His family moved to Vienna in 1914 at the outbreak of World War I, the first of many disruptions in Wilder's life caused by Europe's political agonies. The last of these, the beginning of the anti-Jewish campaign, sent Wilder to America in 1933. His grandmother, mother, and stepfather died at Auschwitz.
Wilder became a journalist early in his life, reporting on sports for Die Stunde in Vienna, where he also specialized in personality interviews (Richard Strauss and Arthur Schnitzler were two of his subjects). Moving to Berlin and the Nachtausgabe, he became a crime reporter and frequented the Romanisches Cafe, though not the tables where Grosz, Brecht, and Weill presided. For a while he was a professional tea dancer.

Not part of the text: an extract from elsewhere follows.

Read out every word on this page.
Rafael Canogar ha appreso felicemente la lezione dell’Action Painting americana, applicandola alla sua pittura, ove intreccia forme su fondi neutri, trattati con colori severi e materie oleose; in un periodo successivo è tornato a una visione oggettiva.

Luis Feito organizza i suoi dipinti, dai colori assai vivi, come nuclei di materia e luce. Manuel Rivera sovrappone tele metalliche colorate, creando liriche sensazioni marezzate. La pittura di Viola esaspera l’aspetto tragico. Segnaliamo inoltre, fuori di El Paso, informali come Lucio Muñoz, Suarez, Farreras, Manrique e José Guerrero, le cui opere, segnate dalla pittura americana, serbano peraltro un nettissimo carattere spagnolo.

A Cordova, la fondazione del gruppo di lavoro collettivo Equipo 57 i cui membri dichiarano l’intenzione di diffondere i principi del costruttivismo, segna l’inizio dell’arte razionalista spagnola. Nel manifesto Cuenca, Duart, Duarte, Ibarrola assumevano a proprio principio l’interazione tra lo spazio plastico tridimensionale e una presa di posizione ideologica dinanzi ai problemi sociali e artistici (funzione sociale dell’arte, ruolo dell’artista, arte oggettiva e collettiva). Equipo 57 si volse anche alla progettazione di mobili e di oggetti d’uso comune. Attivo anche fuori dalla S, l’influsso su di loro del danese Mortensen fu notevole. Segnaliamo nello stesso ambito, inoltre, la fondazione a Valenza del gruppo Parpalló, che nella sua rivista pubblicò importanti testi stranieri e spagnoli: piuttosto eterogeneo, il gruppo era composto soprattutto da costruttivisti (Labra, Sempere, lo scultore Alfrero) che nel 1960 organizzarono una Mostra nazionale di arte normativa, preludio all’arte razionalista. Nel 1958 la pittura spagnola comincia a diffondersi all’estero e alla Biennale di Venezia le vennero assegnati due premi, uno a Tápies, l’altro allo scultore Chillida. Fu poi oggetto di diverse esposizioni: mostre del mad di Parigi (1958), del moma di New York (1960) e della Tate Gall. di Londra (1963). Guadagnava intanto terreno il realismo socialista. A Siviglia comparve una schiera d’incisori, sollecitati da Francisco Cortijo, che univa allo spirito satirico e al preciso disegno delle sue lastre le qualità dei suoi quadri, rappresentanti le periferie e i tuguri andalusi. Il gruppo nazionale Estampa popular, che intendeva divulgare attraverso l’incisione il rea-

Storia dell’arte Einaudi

By the middle of the 1920s, he was writing silent scenarios. About this phase of his career, as well as others, he has given interviewers different information at different times: the number of these scripts, typically twenty-five-minute vignettes, is reported as one hundred at one time, seventy-five another time. Scholars have identified only fifteen so far, the earliest in 1929.
People on Sunday (1929) was his first solo screenwriting credit, though Robert Siodmak, the director, Curt Siodmak, and Fred Zinnemann also worked on the film, and the nature of Wilder's contribution has been disputed.